Lucky 13?

13 Lewes Road
Photo by Paul Clarkson

A rare original shop front

Regular contributor Paul Clarkson sent us the photograph here of an interesting shop front in Lewes Road. He wanted to know if it was possible to find out about the history of the business. I contacted our online local historian Andy Grant who suggested that, in view of its date, it might be an idea to apply for a preservation order for the shop’s signage. Apparently it is a rare case of surviving original 19th century retail architecture. Andy also provided the following information.

Development in the 1850s

As Brighton’s urban sprawl spread northwards, the open fields to either side of Lewes Road were turned over for development. The buildings along the section pictured were commenced towards the latter half of the 1850s. Initially number 13 was residentially occupied, firstly by Mary Ann Englefield, and then from 1862 by an elderly widow named Frances Deavin.  In 1873 the property was converted to a shop by a boot-maker named Charles Falck.

A fruit store in the 1970s

By 1882, another Boot & Shoemaker by the name of Richard Cruyes Hallett had taken over the shop – this is the name featured on the signage. Hallett remained in occupation until 1906, and went on to become the Superintendent of the Victoria Public Baths after giving up his trade as a boot-maker. He died at the end of 1926. but the shop continued as a Boot-makers until the end of the 1950s, after which it became a Fruiterers. During the 1970s it was known as the Lewes Road Fruit Store.

Comments about this page

  • That’s amazing. I really hope it doesn’t get changed or painted over. We need to keep as much history as possible.

    By Katie Longhurst (10/04/2013)
  • I have also tried to find out what business Hallett used to run. But have yet to find the name listed anywhere. However, it’s a fantastic sign and so glad the owners of the cafe have decided to keep it. If I do find out I shall let you know.

    By Carol Homewood (21/04/2013)
  • Hi Carol, as I mentioned in the article, Hallett was a Boot and Shoemaker – if you look in directories between 1882 and 1906 his name is recorded at the shop at 13, Lewes Road.
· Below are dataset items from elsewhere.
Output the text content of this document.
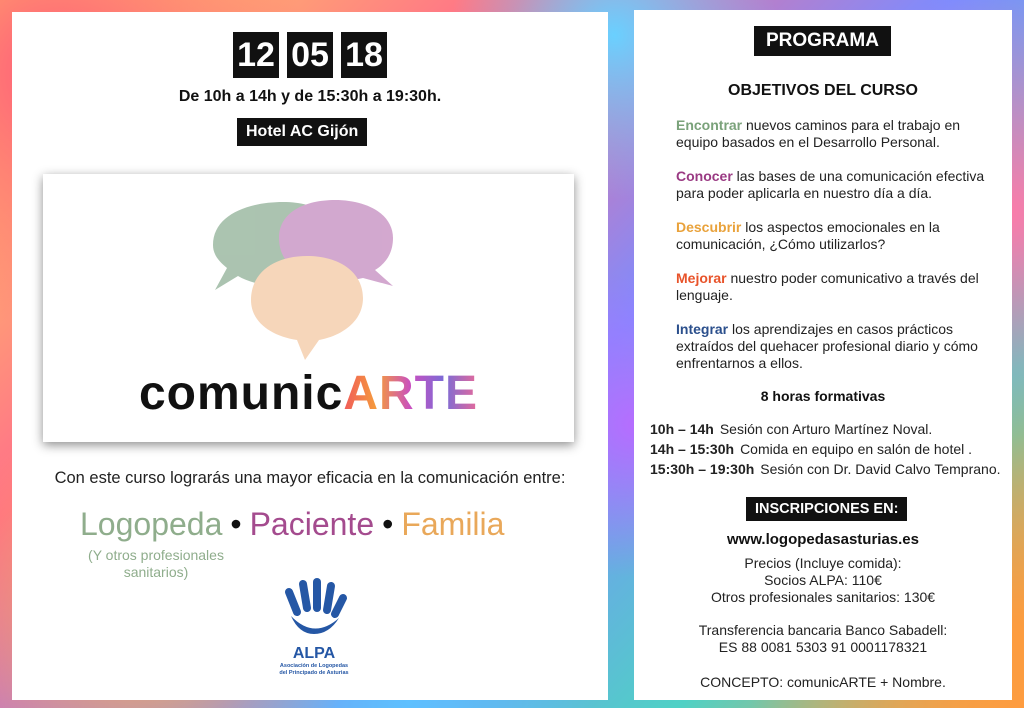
12 05 18
De 10h a 14h y de 15:30h a 19:30h.
Hotel AC Gijón
comunicARTE
Con este curso lograrás una mayor eficacia en la comunicación entre:
Logopeda • Paciente • Familia
(Y otros profesionales sanitarios)
ALPA
Asociación de Logopedas
del Principado de Asturias
PROGRAMA
OBJETIVOS DEL CURSO
Encontrar nuevos caminos para el trabajo en equipo basados en el Desarrollo Personal.
Conocer las bases de una comunicación efectiva para poder aplicarla en nuestro día a día.
Descubrir los aspectos emocionales en la comunicación, ¿Cómo utilizarlos?
Mejorar nuestro poder comunicativo a través del lenguaje.
Integrar los aprendizajes en casos prácticos extraídos del quehacer profesional diario y cómo enfrentarnos a ellos.
8 horas formativas
10h – 14h Sesión con Arturo Martínez Noval.
14h – 15:30h Comida en equipo en salón de hotel .
15:30h – 19:30h Sesión con Dr. David Calvo Temprano.
INSCRIPCIONES EN:
www.logopedasasturias.es
Precios (Incluye comida):
Socios ALPA: 110€
Otros profesionales sanitarios: 130€
Transferencia bancaria Banco Sabadell:
ES 88 0081 5303 91 0001178321
CONCEPTO: comunicARTE + Nombre.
Regards, Andy.

    By Andy Grant (22/04/2013)
  • I contributed the picture above of 13 Lewes Road to the site as I have a particular interest in that area. My Mum was born at 35 St Paul’s Street where my Nan and Grandad lived with my Nan’s parents. They eventually moved to Moulsecoomb Way at the end of the ’30s. I have a photograph of my Great Grandparents with my Nan at about 6 months old taken in Henry Thomas Edwards Photographic Studio at 11 Lewes Road. I find it fantastic that my recent ancestors would have walked these streets and that my Grandad would have most probably used Number 13 Lewes Road to take his boots to be mended when it was a Boot and Shoemaker.

    By Paul Clarkson (26/04/2013)
  • Just a few shops along from this shop heading towards Elm Grove was a mini-supermarket we always knew it as Evershed & Marsh. They used to sell ham on the bone, it was just beautiful. They also sold a biscuit called Choc-o-Lait, they are not around these days although I still keep looking for them with no luck. Does anybody else remember this shop?

    By Rodney Fowler (25/05/2016)
  • Hi Rodney, I do remember the shop, and the ham and bacon. I lived at 7, Wellington Road, my Mother used to send me there with a shopping list as she was Greek and only just learning English. I had a friend who lived in Gladstone Terrace whose mother used to clean the little supermarket and she didn’t like being there on her own as she said the basement was haunted by a woman, so she took my friend, her daughter, with her for company. I did help them a couple of times but didn’t go again as I was scared.

    By Maureen Witek (nee Fitzgerald) (10/02/2017)
  • My great aunt, Ethel, was the daughter of my great grandfather Richard Cruyes Hallett – the Shoe and Bootmaker at 13 Lewes Road. Ethel’s sister was my grandmother who married Ernest Edward Blann (his son was my dad). I’m privileged to have inherited Ethel’s extensive postcard album dating back to 1904 and have decided to sort through the hundreds of postcards she collected and produce a publication of this album. Most of these are addressed to her at 13 Lewes Road, some to the Victoria Baths (where presumably her family moved to as well) and then to Queens Park Road later in life. This is proving to be an exciting discovery of the Hallett side of my family. Then finding, just today, your website – has given me a huge start in following the Hallett family tree, seeing what ‘postcard’ life was like in the early 1900s and an amazing sense of what I’m doing has some value for others. We’ll see how it all goes. I might just pop in to No. 13 with my wife and have a coffee.